• Maryland

Unusual, aged visitor to Coast Guard Yard undergoes repairs

In summer the Eagle is used by the Coast Guard Academy as a training ship for cadets, its miles of ropes and expanses of sail developing their teamwork skills and problem solving abilities. But the 79-year-old barque is scheduled to make four annual trips to the Curtis Bay shipyard to undergo $28 million in renovations.

If eight decades of exposure to water and sea air have conspired to dangerously rust away bits of the hull or masts of the Coast Guard Cutter Eagle, there would be no helpful creak or crack of warning.

The first sign of trouble, Lt.
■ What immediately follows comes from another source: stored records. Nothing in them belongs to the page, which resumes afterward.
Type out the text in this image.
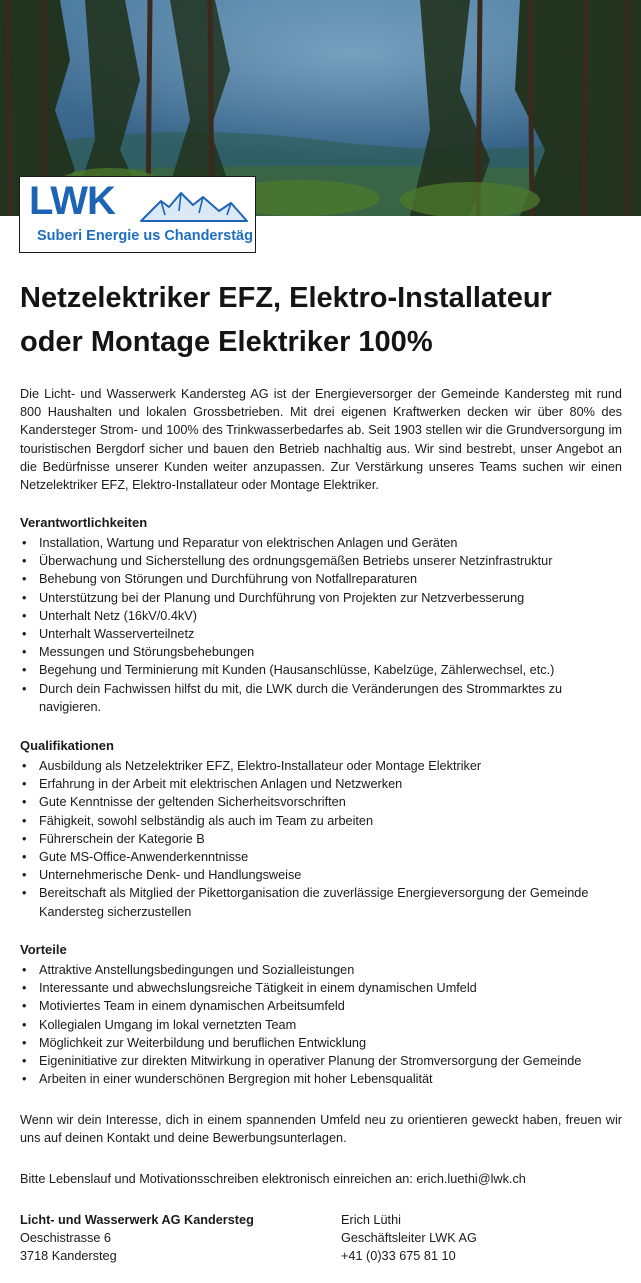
LWK
Suberi Energie us Chanderstäg
Netzelektriker EFZ, Elektro-Installateur
oder Montage Elektriker 100%
Die Licht- und Wasserwerk Kandersteg AG ist der Energieversorger der Gemeinde Kandersteg mit rund 800 Haushalten und lokalen Grossbetrieben. Mit drei eigenen Kraftwerken decken wir über 80% des Kandersteger Strom- und 100% des Trinkwasserbedarfes ab. Seit 1903 stellen wir die Grundversorgung im touristischen Bergdorf sicher und bauen den Betrieb nachhaltig aus. Wir sind bestrebt, unser Angebot an die Bedürfnisse unserer Kunden weiter anzupassen. Zur Verstärkung unseres Teams suchen wir einen Netzelektriker EFZ, Elektro-Installateur oder Montage Elektriker.
Verantwortlichkeiten
• Installation, Wartung und Reparatur von elektrischen Anlagen und Geräten
• Überwachung und Sicherstellung des ordnungsgemäßen Betriebs unserer Netzinfrastruktur
• Behebung von Störungen und Durchführung von Notfallreparaturen
• Unterstützung bei der Planung und Durchführung von Projekten zur Netzverbesserung
• Unterhalt Netz (16kV/0.4kV)
• Unterhalt Wasserverteilnetz
• Messungen und Störungsbehebungen
• Begehung und Terminierung mit Kunden (Hausanschlüsse, Kabelzüge, Zählerwechsel, etc.)
• Durch dein Fachwissen hilfst du mit, die LWK durch die Veränderungen des Strommarktes zu navigieren.
Qualifikationen
• Ausbildung als Netzelektriker EFZ, Elektro-Installateur oder Montage Elektriker
• Erfahrung in der Arbeit mit elektrischen Anlagen und Netzwerken
• Gute Kenntnisse der geltenden Sicherheitsvorschriften
• Fähigkeit, sowohl selbständig als auch im Team zu arbeiten
• Führerschein der Kategorie B
• Gute MS-Office-Anwenderkenntnisse
• Unternehmerische Denk- und Handlungsweise
• Bereitschaft als Mitglied der Pikettorganisation die zuverlässige Energieversorgung der Gemeinde Kandersteg sicherzustellen
Vorteile
• Attraktive Anstellungsbedingungen und Sozialleistungen
• Interessante und abwechslungsreiche Tätigkeit in einem dynamischen Umfeld
• Motiviertes Team in einem dynamischen Arbeitsumfeld
• Kollegialen Umgang im lokal vernetzten Team
• Möglichkeit zur Weiterbildung und beruflichen Entwicklung
• Eigeninitiative zur direkten Mitwirkung in operativer Planung der Stromversorgung der Gemeinde
• Arbeiten in einer wunderschönen Bergregion mit hoher Lebensqualität
Wenn wir dein Interesse, dich in einem spannenden Umfeld neu zu orientieren geweckt haben, freuen wir uns auf deinen Kontakt und deine Bewerbungsunterlagen.
Bitte Lebenslauf und Motivationsschreiben elektronisch einreichen an: erich.luethi@lwk.ch
Licht- und Wasserwerk AG Kandersteg
Oeschistrasse 6
3718 Kandersteg
Erich Lüthi
Geschäftsleiter LWK AG
+41 (0)33 675 81 10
Tom Crowley said, would be water rushing into the ship.


"We wouldn't know until it was too late," he said.

So the Eagle, a 295-foot sailing ship whose three masts now poke above the roofs of workshops at the Coast Guard Yard, has become a regular wintertime visitor to Curtis Bay, where engineers patch up problems and try to sniff out future trouble spots.

Joseph Cote, the project's superintendent, said he's hopeful his team can give the vessel a few more decades of life.

"From what I've seen it was exceptionally well built — it's still around," Cote said. "I hope 30 to 40 years from now I'll see that ship still sailing."

In summer, the Eagle is used by the Coast Guard Academy to train cadets, its miles of ropes and expanses of sail are ideal for developing their teamwork skills and problem-solving abilities. But the 79-year-old barque is scheduled to make four annual trips to the shipyard to undergo renovations that are projected to cost $28 million.

The ship motored from the Inner Harbor last week to its home for the next six months to begin a second phase of repairs. Now it sits at the Coast Guard Yard, where the clank of machinery and the smell of paint and bay water mingle in the air.

The Eagle is unlike any of the other vessels that are hoisted onto the shore or dry docked in the facility, used by the Coast Guard in recent years to carry out major updates to its fleet.

Built in 1936 at the Blohm and Voss shipyards in Hamburg, Germany, to train cadets for Adolf Hitler's navy, it was originally named Segelschulschiff Horst Wessel — a sailing school ship to honor a Nazi Party martyr.

It was the twilight of the age of sail. Cote said the ship wasn't given sails out of necessity, but as a symbol of German pride.

The ship survived World War II. At the end of the conflict, the United States claimed the 295-foot ship as a prize, sailed it across the Atlantic and turned it over to the Coast Guard.

"Now it's a symbol of our national pride," Cote said.

From the outside, nothing gives away the Eagle's origin. The ship is painted in the Coast Guard's brilliant white, with the service's distinctive red and blue slash angles across its front.

But below decks, past a kitchen where a chef prepared little ranks of pierogies as dubstep rumbled out of a speaker, Crowley led the way to artifacts from the ship's history.

A photograph shows the ship as it looked when an American crew took command, the bombed out skyline of the German port of Bremerhaven in the background. Crowley, the Eagle's operations officer, pointed to English translations scribbled on original German documents, kept in a case with a piece of the original thick canvas sails.


The ship, with enough sails to cover eight tennis courts and a bewildering array of lines to control them, is the only sailing vessel in active service in the U.S. military.

Crowley said working with sails lets instructors set cadets all kinds of fiendish problems, preparing them for the unpredictability of the tasks they'll face at sea.

"This is the best ropes course in the world," Crowley said.

To the careful eye, the rivets punctuating the hull are a hint at the Eagle's age, but Crowley said the years don't obviously weigh on the ship when it's out at sea. That makes it all the more important to stay on top of repairs.

It's up to Cote and his team to peer inside the structure of the ship and look for trouble. They will update electric components, and rip out beds — tiny bunks with just 18 inches of clearance between sleepers — in a hunt for lead paint.

They plan to use an ultrasound device to scan the masts, looking for spots where rust has weakened their steel. Over time, the steel thins; the scanner can measure by how much.

"We feel they are serviceable, but we'll know for sure," Cote said. "Nothing when it comes to safety is left to guess work."

The work has to be carried out to a strict timetable. By spring the Eagle has to be ready to sail again with a fresh class of cadets aboard.